A second quick example: In the early 1980’s President Ronald Reagan voiced an extremely belligerent tone toward the Soviet Union (now largely Russia) getting horrible criticism loud and vociferous from liberal Democrats and Reagan haters all over the nation. At Reykjavik, Iceland in talks with Soviet President Gorbachov were tough, and very abrasive. Democrats and world leaders voiced concerns this could lead to nuclear war.
By Gorbachov’s own later admission, the commitment of President Reagan to a larger defense budget, (something that deeply angered liberal progressives, this writer included). History however has proven me dead wrong. Even Soviet government records opened for inspection briefly to the world showed that the Russians knew they could not meet our defenses increases, and it speeded their own demise. There is also strong evidence the U.S. intelligence agencies were aware, perhaps more than aware, of the Russians problems and pushed this to get precisely this result.
Our founders were extremely wise in giving the Executive Branch, primary if not sole authority in making foreign policy with other nations (including receiving foreign leaders making the invitation to Netanyahu to address the House and Congress another ill-conceived act of the same ilk.)
Vice President Joseph Biden, himself a nearly thirty-six year-veteran of that former august body the U.S. Senate, and the Senate Foreign Relations Committee, has made the best contemporary comment on this foreign policy disaster for the United States:
“In thirty-six years in the United States Senate, I cannot recall another instance in which Senators wrote directly to advise another country—much less a longtime foreign adversary—that the President does not have the constitutional authority to reach a meaningful understanding with them. This letter sends a highly misleading signal to friend and foe alike and that our Commander-in Chief cannot deliver on America’s commitments—a message that is as false as it is dangerous.”

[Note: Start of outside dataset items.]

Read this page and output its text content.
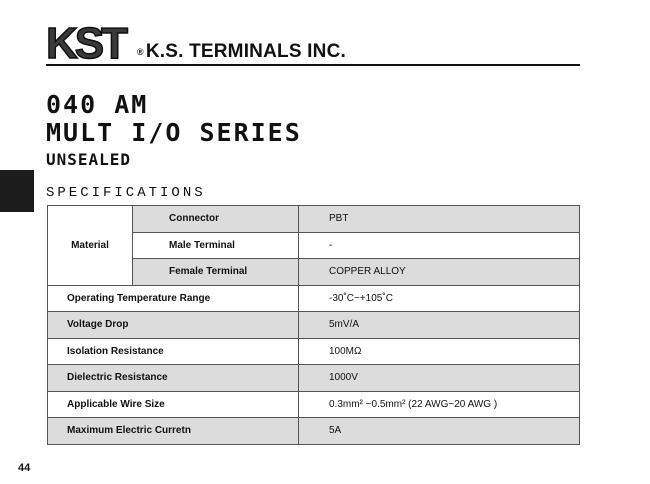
KST	® K.S. TERMINALS INC.
040 AM
MULT I/O SERIES
UNSEALED
SPECIFICATIONS
Material	Connector	PBT
	Male Terminal	-
	Female Terminal	COPPER ALLOY
Operating Temperature Range		-30˚C~+105˚C
Voltage Drop		5mV/A
Isolation Resistance		100MΩ
Dielectric Resistance		1000V
Applicable Wire Size		0.3mm² ~0.5mm² (22 AWG~20 AWG )
Maximum Electric Curretn		5A
44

Neither the FDR isolationist haters or the progressive Reagan haters in the U.S. Senate in the two historical cases I have cited ever sent such a letter or begun their own negotiation as these 47 Senators–all Republican have done. While prosecuting under the Logan Act or going after these Senators in the legal sphere may be possible, it too is extremely unwise. Prosecuting these Senators is like continuing digging that proverbial hole that we ought not to have begun digging in the first place. The place to hold these people accountable is at the ballot box in the next election and to lay such criticism at them to induce the Senators and future Senates senators never to do this again.

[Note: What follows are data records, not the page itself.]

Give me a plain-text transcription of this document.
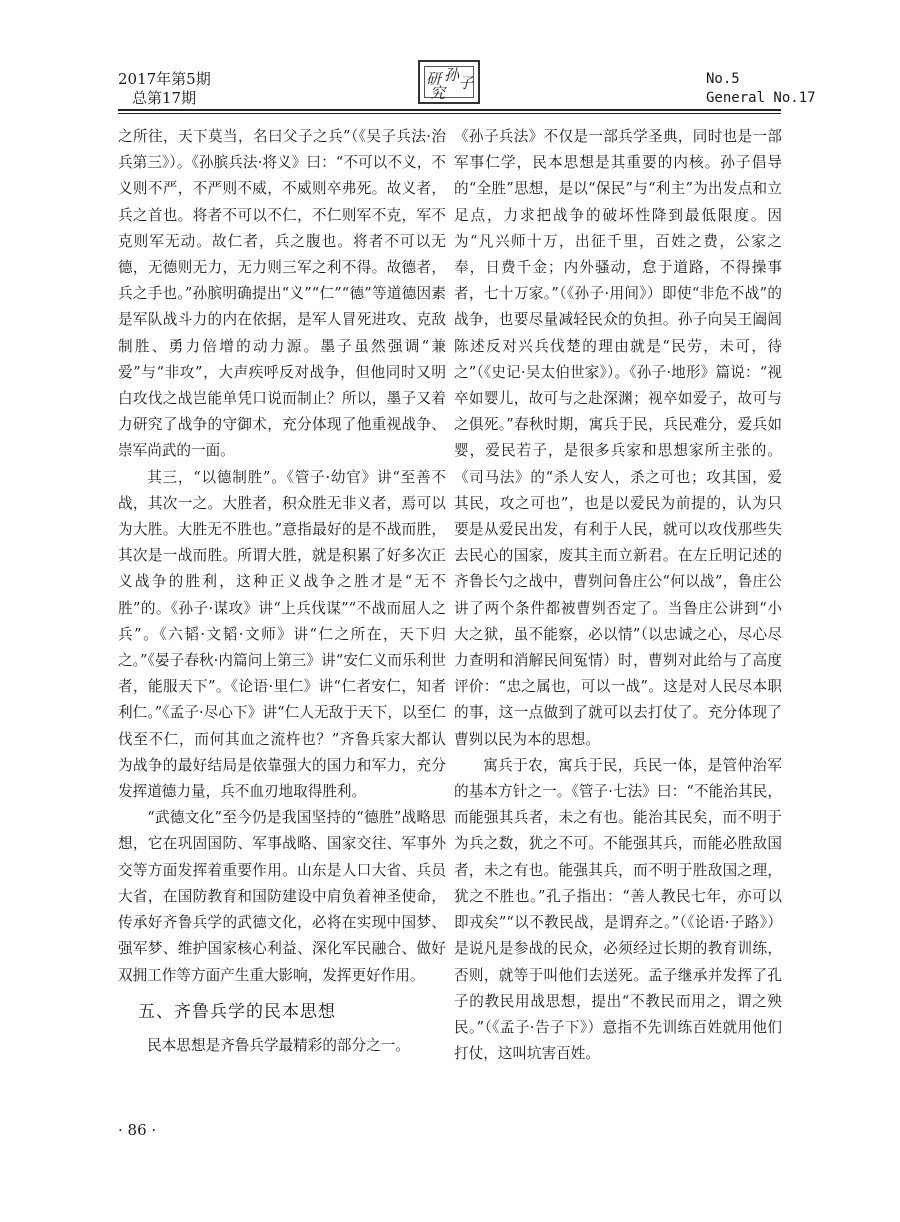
2017年第5期
总第17期
孙
子
研
究
No.5
General No.17

之所往，天下莫当，名曰父子之兵”（《吴子兵法·治兵第三》）。《孙膑兵法·将义》曰：“不可以不义，不义则不严，不严则不威，不威则卒弗死。故义者，兵之首也。将者不可以不仁，不仁则军不克，军不克则军无动。故仁者，兵之腹也。将者不可以无德，无德则无力，无力则三军之利不得。故德者，兵之手也。”孙膑明确提出“义”“仁”“德”等道德因素是军队战斗力的内在依据，是军人冒死进攻、克敌制胜、勇力倍增的动力源。墨子虽然强调“兼爱”与“非攻”，大声疾呼反对战争，但他同时又明白攻伐之战岂能单凭口说而制止？所以，墨子又着力研究了战争的守御术，充分体现了他重视战争、崇军尚武的一面。

其三，“以德制胜”。《管子·幼官》讲“至善不战，其次一之。大胜者，积众胜无非义者，焉可以为大胜。大胜无不胜也。”意指最好的是不战而胜，其次是一战而胜。所谓大胜，就是积累了好多次正义战争的胜利，这种正义战争之胜才是“无不胜”的。《孙子·谋攻》讲“上兵伐谋”“不战而屈人之兵”。《六韬·文韬·文师》讲“仁之所在，天下归之。”《晏子春秋·内篇问上第三》讲“安仁义而乐利世者，能服天下”。《论语·里仁》讲“仁者安仁，知者利仁。”《孟子·尽心下》讲“仁人无敌于天下，以至仁伐至不仁，而何其血之流杵也？”齐鲁兵家大都认为战争的最好结局是依靠强大的国力和军力，充分发挥道德力量，兵不血刃地取得胜利。

“武德文化”至今仍是我国坚持的“德胜”战略思想，它在巩固国防、军事战略、国家交往、军事外交等方面发挥着重要作用。山东是人口大省、兵员大省，在国防教育和国防建设中肩负着神圣使命，传承好齐鲁兵学的武德文化，必将在实现中国梦、强军梦、维护国家核心利益、深化军民融合、做好双拥工作等方面产生重大影响，发挥更好作用。

五、齐鲁兵学的民本思想

民本思想是齐鲁兵学最精彩的部分之一。

《孙子兵法》不仅是一部兵学圣典，同时也是一部军事仁学，民本思想是其重要的内核。孙子倡导的“全胜”思想，是以“保民”与“利主”为出发点和立足点，力求把战争的破坏性降到最低限度。因为“凡兴师十万，出征千里，百姓之费，公家之奉，日费千金；内外骚动，怠于道路，不得操事者，七十万家。”（《孙子·用间》）即使“非危不战”的战争，也要尽量减轻民众的负担。孙子向吴王阖闾陈述反对兴兵伐楚的理由就是“民劳，未可，待之”（《史记·吴太伯世家》）。《孙子·地形》篇说：“视卒如婴儿，故可与之赴深渊；视卒如爱子，故可与之俱死。”春秋时期，寓兵于民，兵民难分，爱兵如婴，爱民若子，是很多兵家和思想家所主张的。《司马法》的“杀人安人，杀之可也；攻其国，爱其民，攻之可也”，也是以爱民为前提的，认为只要是从爱民出发，有利于人民，就可以攻伐那些失去民心的国家，废其主而立新君。在左丘明记述的齐鲁长勺之战中，曹刿问鲁庄公“何以战”，鲁庄公讲了两个条件都被曹刿否定了。当鲁庄公讲到“小大之狱，虽不能察，必以情”（以忠诚之心，尽心尽力查明和消解民间冤情）时，曹刿对此给与了高度评价：“忠之属也，可以一战”。这是对人民尽本职的事，这一点做到了就可以去打仗了。充分体现了曹刿以民为本的思想。

寓兵于农，寓兵于民，兵民一体，是管仲治军的基本方针之一。《管子·七法》曰：“不能治其民，而能强其兵者，未之有也。能治其民矣，而不明于为兵之数，犹之不可。不能强其兵，而能必胜敌国者，未之有也。能强其兵，而不明于胜敌国之理，犹之不胜也。”孔子指出：“善人教民七年，亦可以即戎矣”“以不教民战，是谓弃之。”（《论语·子路》）是说凡是参战的民众，必须经过长期的教育训练，否则，就等于叫他们去送死。孟子继承并发挥了孔子的教民用战思想，提出“不教民而用之，谓之殃民。”（《孟子·告子下》）意指不先训练百姓就用他们打仗，这叫坑害百姓。

· 86 ·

Note: This contemplated agreement is an executive agreement rather than a formal treaty binding the United States under international as well as U.S. law. The one thing the Senators did get right is that a future President might undo this agreement if he or she wished. But two years from now or a little less is plenty of time to convince an incoming President who is briefed by the outgoing administration to see the wisdom in continuing it. History provides innumerable examples. Should the President decide to execute such a formal treaty, that treaty indeed would go before the U.S. Senate for a two thirds majority approval. When FDR made the Destroyers for Bases Deal he judged and had to consider how the American people would in the months following the deal react to it. He judged rightly. The majority of Americans saw the bases as a great defense system to keep Germany away from our shores however un-neutral the act providing destroyers to a belligerent was.